Isaac Asimov – Io, Robot

Andiamo sul classico che più classico non si può oggi, con “Io, Robot” di Isaac Asimov. Uscita nel 1950, questa raccolta contiene nove racconti, slegati l’uno dall’altro, ma accomunati dall’ambientazione condivisa – e sviluppata pian piano da un racconto all’altro – e dalla tematica principale, la robotica.

Siamo in un mondo in cui  i robot sono progressivamente più evoluti, ideati, progettati e sviluppati dalla mega-corporazione U.S. Robots. Dapprima esteticamente grezzi e con funzionalità limitate, i robot diventano man mano più complessi, dotati di cervelli positronici sempre più avanzati. In questo scenario ricorrono dei personaggi fondamentali: Gregory Powell e Michael Donovan, collaudatori, incaricati di verificare il funzionamento dei nuovi robot e trovarne difetti e pecche; Susan Calvin, robopsicologa, l’unica capace di sondare le menti artificiali dei robot. Tutte le storie prendono spunto dalle famose tre leggi della robotica:

  1. Un robot non può recar danno a un essere umano né può permettere che, a causa del proprio mancato intervento, un essere umano riceva danno.
  2. Un robot deve obbedire agli ordini impartiti dagli esseri umani, purché tali ordini non contravvengano alla Prima Legge.
  3. Un robot deve proteggere la propria esistenza, purché questa autodifesa non contrasti con la Prima o con la Seconda Legge.

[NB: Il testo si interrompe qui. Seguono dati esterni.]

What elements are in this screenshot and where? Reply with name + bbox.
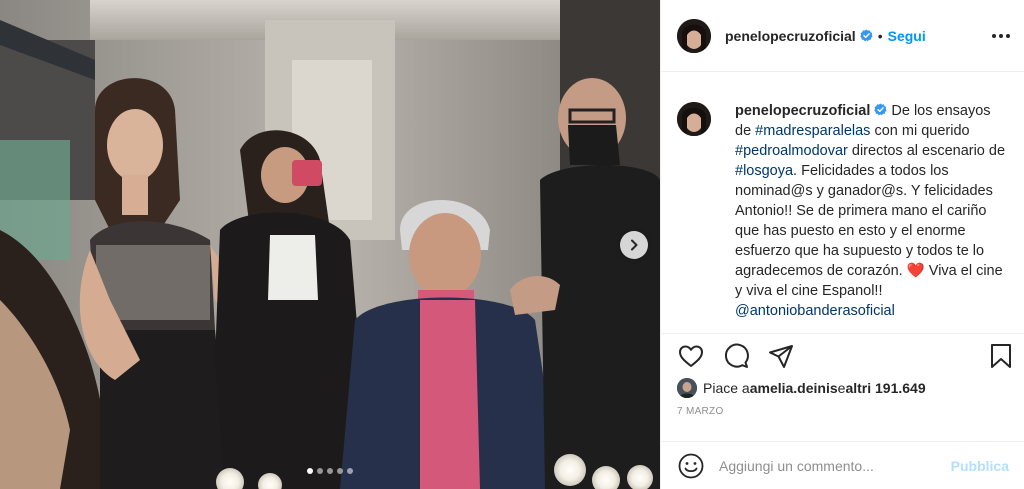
- comments-section: penelopecruzoficial De los ensayos de #ma…: [661, 72, 1024, 334]
- carousel-dot: [347, 468, 353, 474]
- more-horizontal-icon: [992, 34, 996, 38]
- action-bar: [661, 334, 1024, 376]
- likes-summary: Piace a amelia.deinis e altri 191.649: [677, 376, 926, 400]
- liker-avatar[interactable]: [677, 378, 697, 398]
- caption-text: con mi querido: [870, 123, 970, 139]
- post-photo-image: [0, 0, 660, 489]
- hashtag-link[interactable]: #pedroalmodovar: [735, 143, 848, 159]
- likes-conjunction: e: [837, 380, 846, 396]
- chevron-right-icon: [631, 239, 638, 251]
- carousel-dot: [327, 468, 333, 474]
- post-details-panel: penelopecruzoficial • Segui penelopecruz…: [660, 0, 1024, 489]
- hashtag-link[interactable]: #madresparalelas: [755, 123, 870, 139]
- avatar[interactable]: [677, 18, 711, 53]
- more-options-button[interactable]: [989, 26, 1013, 46]
- emoji-smiley-icon[interactable]: [677, 452, 705, 480]
- add-comment-bar: Pubblica: [661, 441, 1024, 489]
- likes-prefix: Piace a: [703, 380, 750, 396]
- header-separator: •: [877, 27, 883, 44]
- caption-text: directos al escenario de: [847, 143, 1006, 159]
- profile-photo-icon: [677, 102, 711, 136]
- hashtag-link[interactable]: #losgoya: [735, 163, 793, 179]
- carousel-dot: [337, 468, 343, 474]
- post-photo[interactable]: [0, 0, 660, 489]
- heart-emoji: ❤️: [906, 263, 925, 279]
- likes-count-link[interactable]: altri 191.649: [845, 380, 925, 396]
- verified-badge-icon: [874, 103, 887, 116]
- post-date[interactable]: 7 MARZO: [677, 406, 724, 417]
- carousel-next-button[interactable]: [620, 231, 648, 259]
- publish-button[interactable]: Pubblica: [951, 458, 1009, 474]
- caption-text: . Felicidades a todos los nominad@s y ga…: [735, 163, 993, 279]
- comment-input[interactable]: [719, 457, 937, 474]
- post-caption: penelopecruzoficial De los ensayos de #ma…: [735, 101, 1009, 333]
- more-dot: [1006, 34, 1010, 38]
- profile-photo-icon: [677, 378, 697, 398]
- like-heart-icon[interactable]: [677, 342, 705, 370]
- carousel-dot: [307, 468, 313, 474]
- bookmark-save-icon[interactable]: [987, 342, 1015, 370]
- caption-avatar[interactable]: [677, 102, 711, 136]
- mention-link[interactable]: @antoniobanderasoficial: [735, 303, 895, 319]
- username-link[interactable]: penelopecruzoficial: [725, 28, 856, 44]
- more-dot: [999, 34, 1003, 38]
- carousel-dot: [317, 468, 323, 474]
- liker-username-link[interactable]: amelia.deinis: [750, 380, 838, 396]
- verified-badge-icon: [859, 29, 873, 42]
- comment-bubble-icon[interactable]: [723, 342, 751, 370]
- post-header: penelopecruzoficial • Segui: [661, 0, 1024, 72]
- follow-button[interactable]: Segui: [888, 28, 926, 44]
- share-send-icon[interactable]: [767, 342, 795, 370]
- profile-photo-icon: [677, 18, 711, 53]
- carousel-indicator: [0, 468, 660, 474]
- caption-username[interactable]: penelopecruzoficial: [735, 103, 870, 119]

I racconti riguardano sì la robotica e i robot, ma in particolare quasi tutti prendono spunto dalle tre leggi e cercano di individuare apparenti contraddizioni o situazioni limite generate dalla coesistenza delle tre esigenze dovute alle leggi. Tuttavia la raccolta si apre con “Robbie“, racconto in cui questo elemento è del tutto assente. In esso assistiamo alla paura per la tecnologia e per l’alienazione sociale che essa comporta da parte della madre della piccola Gloria. La narrazione è interessante, devo ammettere che è un ottimo racconto con cui iniziare a leggere il libro.

Viceversa i racconti in cui i protagonisti sono Powell e Donovan sono indissolubilmente legati alle tre leggi e ai suoi contrasti interni. Se “Circolo vizioso” credo sia quello riuscito meglio da questo punto di vista, per la solidità della spiegazione del contrasto tra le leggi, ho trovato “Essere razionale” e “Iniziativa personale” piuttosto deludenti. Inoltre nei racconti con Powell e Donovan ci sono numerosi momenti in cui l’immedesimazione viene rotta dai dialoghi dei due scienziati, che in teoria dovrebbero sapere tutto quello di cui hanno bisogno per lavorare, e invece sono presenti molte battute a uso e consumo del lettore, per fargli arrivare informazioni necessarie allo sviluppo dell’ambientazione, ma che i due personaggi dovrebbero sapere benissimo e non dovrebbero ricordarsi a vicenda l’un l’altro. Il risultato è che il realismo viene piuttosto rovinato da questi dialoghi e anche se le informazioni sono fondamentali, si potevano trovare modi più realistici per farle arrivare al lettore. In ogni caso quello che rende così diversi i tre racconti è proprio la logica ricercata nel mettere in contrasto le tre leggi. Senza scendere in dettagli rivelatori, in “Circolo vizioso” la spiegazione mi è parsa completamente soddisfacente, mentre sia in “Essere razionale” che in “Iniziativa personale” ho trovato un po’ tirato addirittura il presupposto di partenza, con il risultato che la risoluzione, a mio modesto avviso, è proprio sottotono.

I, Robot

I, Robot

La seconda parte di racconti ha per protagonista Susan Calvin, robopsicologa descritta più volte in maniera non lusinghiera dal punto di vista estetico dall’autore, ma dotata di un’intelligenza vasta e capace di risolvere contrasti complessi nei cervelli positronici dei robot. In “Bugiardo!“, per quanto il presupposto di partenza sia inverosimile, nonostante ci si trovi in un contesto fantascientifico, lo sviluppo è interessante. Se, insomma, si sorvola sul fatto che un difetto di fabbrica abbia donato a un robot la capacità di leggere i pensieri, il modo in cui Asimov declina questa facoltà seguendo le leggi della robotica è piuttosto interessante. Il racconto più bello tuttavia, in questa seconda metà, è “La prova“, in cui la risoluzione finale è proprio riuscita bene.

Con “Io, Robot” siamo nella fantascienza classica, ma devo ammettere che globalmente la lettura è sì piacevole, ma non entusiasmante, almeno per il mio gusto. Dei nove racconti solo un paio sono del tutto soddisfacenti. Anche i personaggi devo dire che sono analizzati poco e nulla, con il risultato che io non sono riuscito a stringere un forte coinvolgimento con le loro azioni, che erano al centro dell’interesse della storia. Lo stile poi soffre, nella prima parte, di quegli eccessivi passaggi di informazioni, che mi hanno più volte fatto storcere il naso.

Quindi “Io, Robot” è un bel libro, un classico che ogni appassionato di fantascienza non può non avere letto, ma per quanto mi riguarda la qualità è decisamente altalenante.